Numeric Assertions
Boolean assertions answer yes-or-no questions. But many of the properties we care about in distributed systems are numeric: latency must stay below a threshold, throughput should reach a target, queue depth should not exceed a bound. Numeric assertions let us express these properties directly and give the explorer something extra to work with: a value to optimize.
Always: Numeric Bounds
The always-numeric macros state bounds that must hold on every check. They work like assert_always! but compare two numeric values:
#![allow(unused)]
fn main() {
assert_always_less_than!(queue_depth, max_queue_size, "queue must not overflow");
assert_always_greater_than_or_equal_to!(replica_count, 1, "must have at least one replica");
}
Four comparison operators are available: assert_always_greater_than!, assert_always_greater_than_or_equal_to!, assert_always_less_than!, and assert_always_less_than_or_equal_to!. Each takes a value, a threshold, and a message.
When the comparison fails, the behavior is the same as boolean always-assertions: the violation is recorded, an error is logged, and the simulation continues.

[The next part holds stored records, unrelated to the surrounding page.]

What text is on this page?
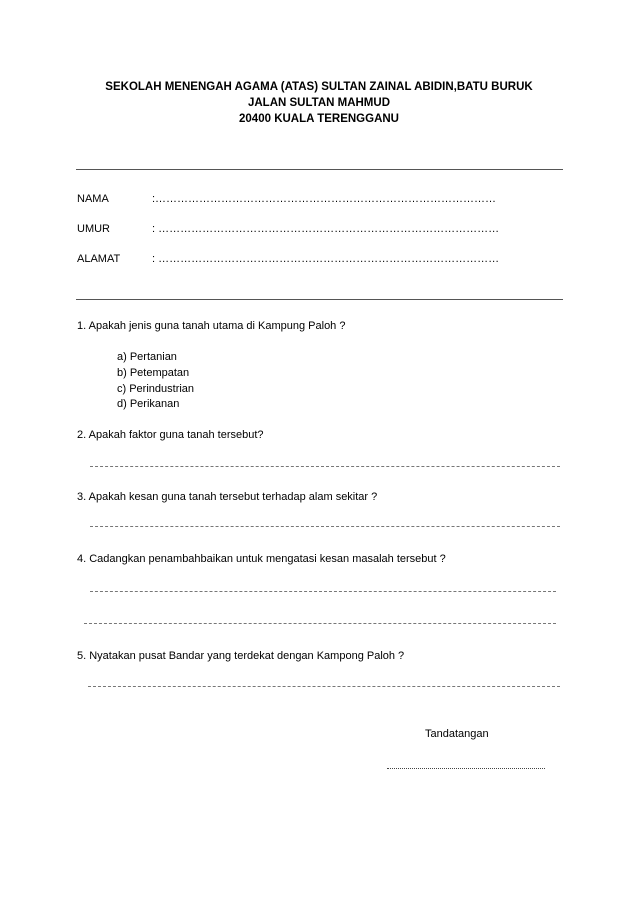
SEKOLAH MENENGAH AGAMA (ATAS) SULTAN ZAINAL ABIDIN,BATU BURUK
JALAN SULTAN MAHMUD
20400 KUALA TERENGGANU
NAMA	:…………………………………………………………………………………
UMUR	: …………………………………………………………………………………
ALAMAT	: …………………………………………………………………………………
1. Apakah jenis guna tanah utama di Kampung Paloh ?
a) Pertanian
b) Petempatan
c) Perindustrian
d) Perikanan
2. Apakah faktor guna tanah tersebut?
3. Apakah kesan guna tanah tersebut terhadap alam sekitar ?
4. Cadangkan penambahbaikan untuk mengatasi kesan masalah tersebut ?
5. Nyatakan pusat Bandar yang terdekat dengan Kampong Paloh ?
Tandatangan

But something extra happens behind the scenes. The framework tracks a watermark for the value: the most extreme value observed across all checks. For assert_always_less_than!(x, 100, ...), the framework remembers the highest x it has seen. Even if x never reaches 100, the watermark tells you how close the system came to the boundary.
Why does this matter? Because assert_always_less_than!(x, 100) implicitly tells the explorer to maximize x. The explorer gravitates toward states where x is highest, naturally pushing toward the boundary condition. If there is a bug that only manifests when x reaches 99, the explorer will find it faster than random exploration would.

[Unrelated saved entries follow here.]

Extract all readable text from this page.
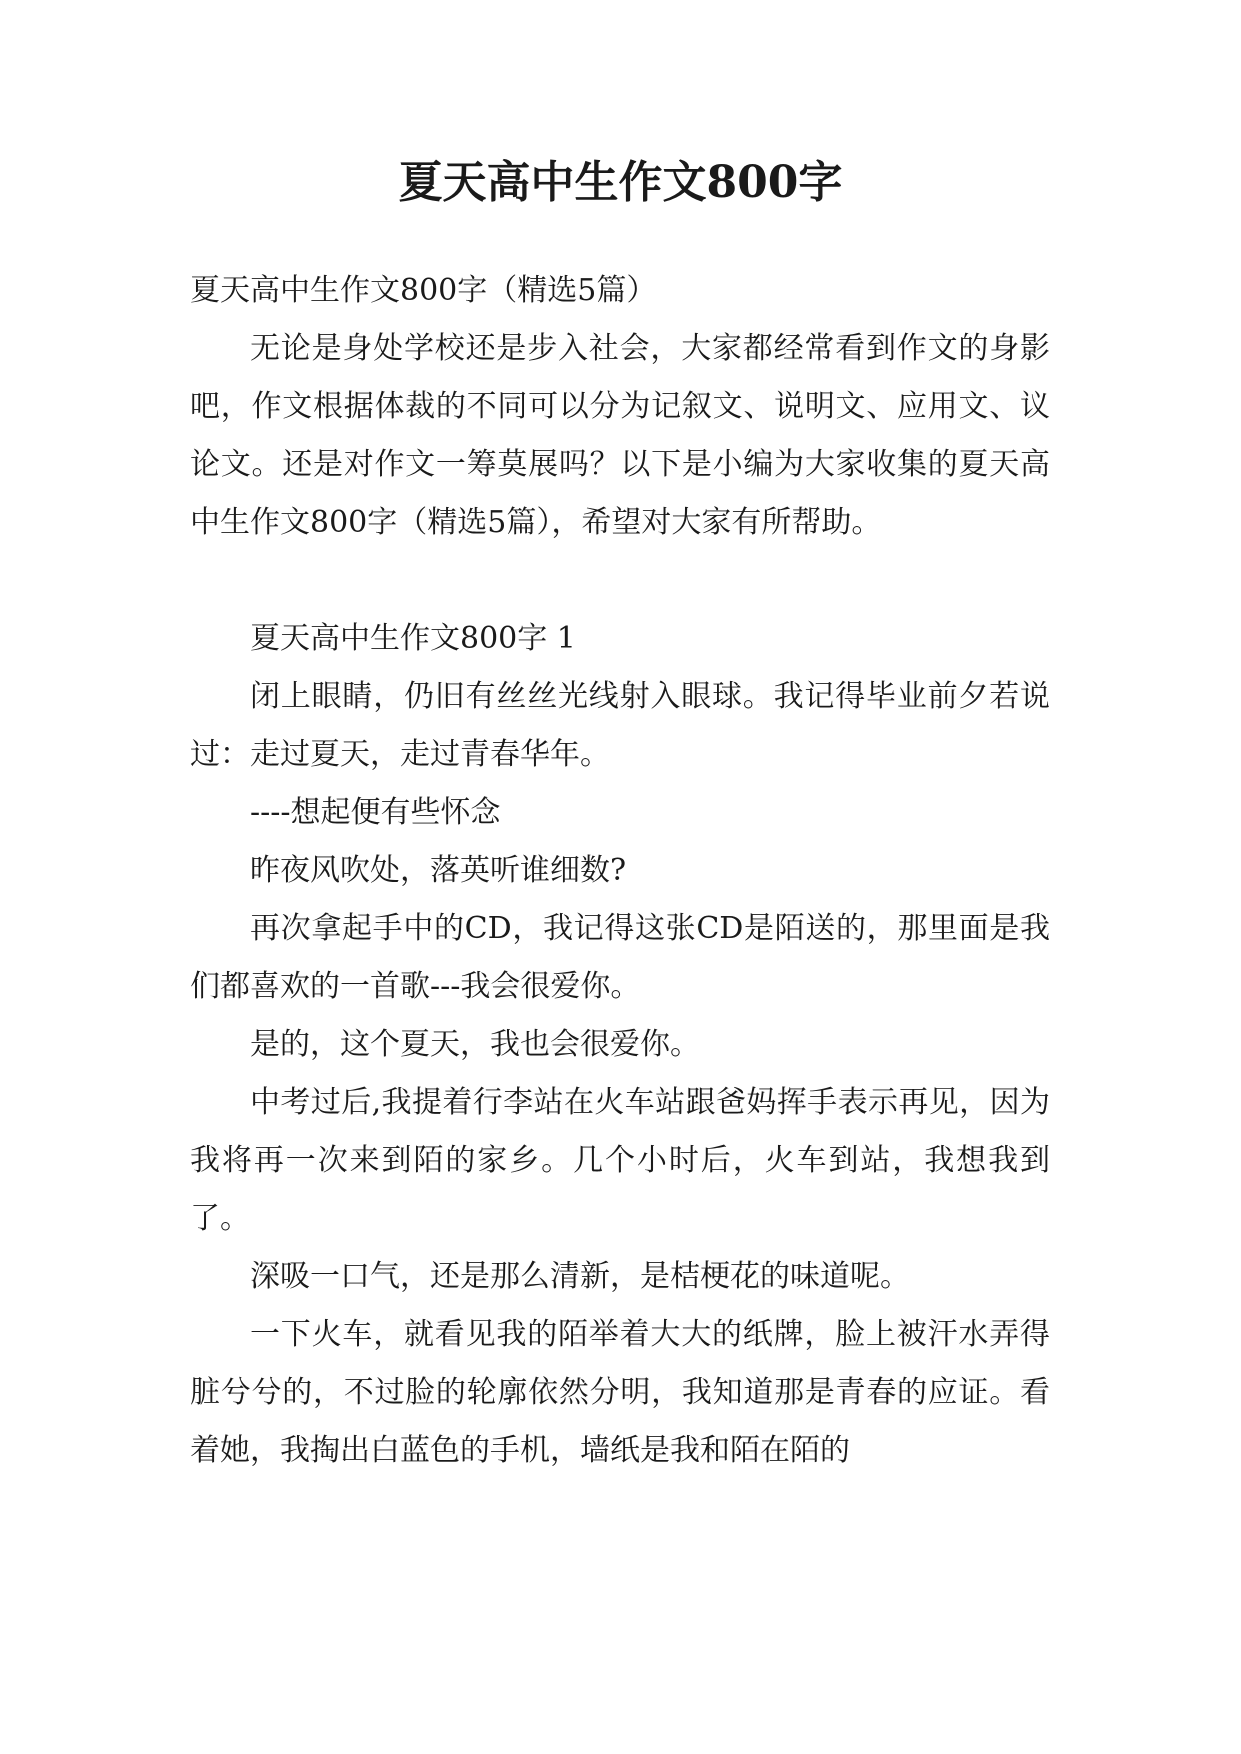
夏天高中生作文800字

夏天高中生作文800字（精选5篇）

无论是身处学校还是步入社会，大家都经常看到作文的身影吧，作文根据体裁的不同可以分为记叙文、说明文、应用文、议论文。还是对作文一筹莫展吗？以下是小编为大家收集的夏天高中生作文800字（精选5篇），希望对大家有所帮助。

夏天高中生作文800字 1

闭上眼睛，仍旧有丝丝光线射入眼球。我记得毕业前夕若说过：走过夏天，走过青春华年。

----想起便有些怀念

昨夜风吹处，落英听谁细数?

再次拿起手中的CD，我记得这张CD是陌送的，那里面是我们都喜欢的一首歌---我会很爱你。

是的，这个夏天，我也会很爱你。

中考过后,我提着行李站在火车站跟爸妈挥手表示再见，因为我将再一次来到陌的家乡。几个小时后，火车到站，我想我到了。

深吸一口气，还是那么清新，是桔梗花的味道呢。

一下火车，就看见我的陌举着大大的纸牌，脸上被汗水弄得脏兮兮的，不过脸的轮廓依然分明，我知道那是青春的应证。看着她，我掏出白蓝色的手机，墙纸是我和陌在陌的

This boundary-seeking behavior is automatic. You write a bound, and the framework tries to find states that approach or violate it.
Sometimes: Numeric Goals
The sometimes-numeric macros state goals that should eventually be achieved. The comparison must hold at least once across all iterations:
#![allow(unused)]
fn main() {
assert_sometimes_greater_than!(throughput, 500, "should achieve >500 ops/sec");
assert_sometimes_less_than!(p99_latency, 100, "p99 should sometimes drop below 100ms");
}
Like their boolean counterparts, these are coverage assertions. If the goal is never achieved after all iterations, the validation reports a coverage violation.

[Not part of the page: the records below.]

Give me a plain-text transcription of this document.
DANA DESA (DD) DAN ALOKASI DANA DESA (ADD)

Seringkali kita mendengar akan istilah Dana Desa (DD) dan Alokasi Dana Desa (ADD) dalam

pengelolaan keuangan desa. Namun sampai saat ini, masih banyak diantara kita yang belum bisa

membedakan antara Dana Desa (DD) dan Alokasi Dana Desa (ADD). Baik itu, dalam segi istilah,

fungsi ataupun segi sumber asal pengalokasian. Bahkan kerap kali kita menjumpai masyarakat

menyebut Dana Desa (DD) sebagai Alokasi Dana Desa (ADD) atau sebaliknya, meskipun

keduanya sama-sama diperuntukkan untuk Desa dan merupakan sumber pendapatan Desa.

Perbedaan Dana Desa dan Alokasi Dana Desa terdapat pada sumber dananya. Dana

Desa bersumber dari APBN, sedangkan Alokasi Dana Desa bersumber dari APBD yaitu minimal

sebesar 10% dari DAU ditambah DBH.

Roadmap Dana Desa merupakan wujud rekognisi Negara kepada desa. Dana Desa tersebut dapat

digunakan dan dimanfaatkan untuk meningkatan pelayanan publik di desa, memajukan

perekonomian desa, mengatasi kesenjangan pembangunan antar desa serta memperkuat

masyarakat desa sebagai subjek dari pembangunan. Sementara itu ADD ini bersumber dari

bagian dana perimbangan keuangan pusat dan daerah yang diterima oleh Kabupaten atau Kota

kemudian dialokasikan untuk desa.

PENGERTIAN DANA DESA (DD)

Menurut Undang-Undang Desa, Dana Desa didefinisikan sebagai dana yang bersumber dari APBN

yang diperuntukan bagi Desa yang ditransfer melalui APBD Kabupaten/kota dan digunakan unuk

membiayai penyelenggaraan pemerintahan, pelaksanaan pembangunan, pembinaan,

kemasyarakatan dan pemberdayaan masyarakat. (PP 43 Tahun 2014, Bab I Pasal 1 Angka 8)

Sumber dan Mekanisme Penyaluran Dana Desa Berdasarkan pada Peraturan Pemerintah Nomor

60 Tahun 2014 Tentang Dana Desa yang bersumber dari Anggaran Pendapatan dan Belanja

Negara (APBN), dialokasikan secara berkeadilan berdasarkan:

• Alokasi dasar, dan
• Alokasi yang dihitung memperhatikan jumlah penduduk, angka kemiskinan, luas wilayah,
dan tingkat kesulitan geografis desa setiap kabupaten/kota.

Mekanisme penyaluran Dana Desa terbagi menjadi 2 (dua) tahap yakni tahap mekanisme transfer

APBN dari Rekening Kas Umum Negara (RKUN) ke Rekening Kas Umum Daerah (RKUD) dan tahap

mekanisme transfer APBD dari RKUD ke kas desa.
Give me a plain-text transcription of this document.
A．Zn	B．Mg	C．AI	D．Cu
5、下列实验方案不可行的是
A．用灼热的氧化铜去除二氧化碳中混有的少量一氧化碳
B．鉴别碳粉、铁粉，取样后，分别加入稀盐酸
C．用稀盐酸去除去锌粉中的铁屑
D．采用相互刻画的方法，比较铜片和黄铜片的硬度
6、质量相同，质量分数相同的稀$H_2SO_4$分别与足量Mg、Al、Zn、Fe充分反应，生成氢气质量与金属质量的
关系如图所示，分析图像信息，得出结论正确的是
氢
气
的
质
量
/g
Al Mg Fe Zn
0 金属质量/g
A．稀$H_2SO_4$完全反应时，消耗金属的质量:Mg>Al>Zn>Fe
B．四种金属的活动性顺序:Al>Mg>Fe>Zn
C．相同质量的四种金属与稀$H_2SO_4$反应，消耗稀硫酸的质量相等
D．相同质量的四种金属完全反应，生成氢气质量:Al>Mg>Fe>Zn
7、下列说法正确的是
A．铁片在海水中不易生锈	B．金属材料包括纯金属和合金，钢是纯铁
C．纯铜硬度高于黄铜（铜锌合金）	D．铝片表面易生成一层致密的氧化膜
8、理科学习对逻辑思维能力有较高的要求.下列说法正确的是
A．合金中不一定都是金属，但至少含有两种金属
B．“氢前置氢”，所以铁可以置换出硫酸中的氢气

The difference from boolean sometimes is in how they interact with the explorer. Sometimes-numeric assertions fork on watermark improvement. The framework tracks the best value observed, and when a new observation beats the previous best, the explorer snapshots and branches from that state.
This creates a ratchet. Suppose you write:
#![allow(unused)]
fn main() {
assert_sometimes_greater_than!(committed_transactions, 1000, "high commit throughput");
}
The first time committed_transactions reaches 50, the explorer branches. Then it finds a timeline where it reaches 200 and branches again. Then 450. Then 800. Each improvement creates a new branch point, and the explorer explores from progressively better states. The watermark only moves in one direction: toward the goal.
Watermark Mechanics
Every numeric assertion, whether always or sometimes, maintains a watermark in shared memory. The watermark is the best value of the left operand observed so far:
- For assertions that track the highest value (
maximize=true):assert_always_less_than!,assert_always_less_than_or_equal_to!,assert_sometimes_greater_than!,assert_sometimes_greater_than_or_equal_to!. These seek the boundary from below (always) or ratchet upward (sometimes). - For assertions that track the lowest value (
maximize=false):assert_always_greater_than!,assert_always_greater_than_or_equal_to!,assert_sometimes_less_than!,assert_sometimes_less_than_or_equal_to!. These seek the boundary from above (always) or ratchet downward (sometimes).
The watermark persists across fork boundaries in multiverse mode. When a child timeline improves the watermark, the improvement is visible to subsequent timelines through shared memory. This means the explorer collectively pushes toward the boundary rather than each timeline searching independently.
For sometimes-numeric assertions, a second watermark tracks the value at the last fork point. A new fork only triggers when the value improves past the last fork watermark. This prevents the same assertion from triggering unlimited forks for tiny incremental improvements.
Use Cases
Resource bounds:
#![allow(unused)]
fn main() {
assert_always_less_than!(
memory_usage_mb, max_memory_mb,
"memory must stay within budget"
);
}
The explorer pushes toward high memory states, testing the system under pressure.
Convergence targets:
#![allow(unused)]
fn main() {
assert_sometimes_less_than!(
convergence_time_ms, 500,
"cluster should converge within 500ms"
);
}
The explorer ratchets toward fast convergence, branching each time it finds a faster path.
Throughput validation:
#![allow(unused)]
fn main() {
assert_always_greater_than_or_equal_to!(
processed_count, expected_count,
"must process all submitted requests"
);
}
Catches dropped requests. The explorer seeks states where the gap between processed and expected is smallest (i.e., where the system is closest to dropping something).
The key insight with numeric assertions is that expressing a bound also expresses a direction for exploration. You get correctness checking and guided search from the same line of code.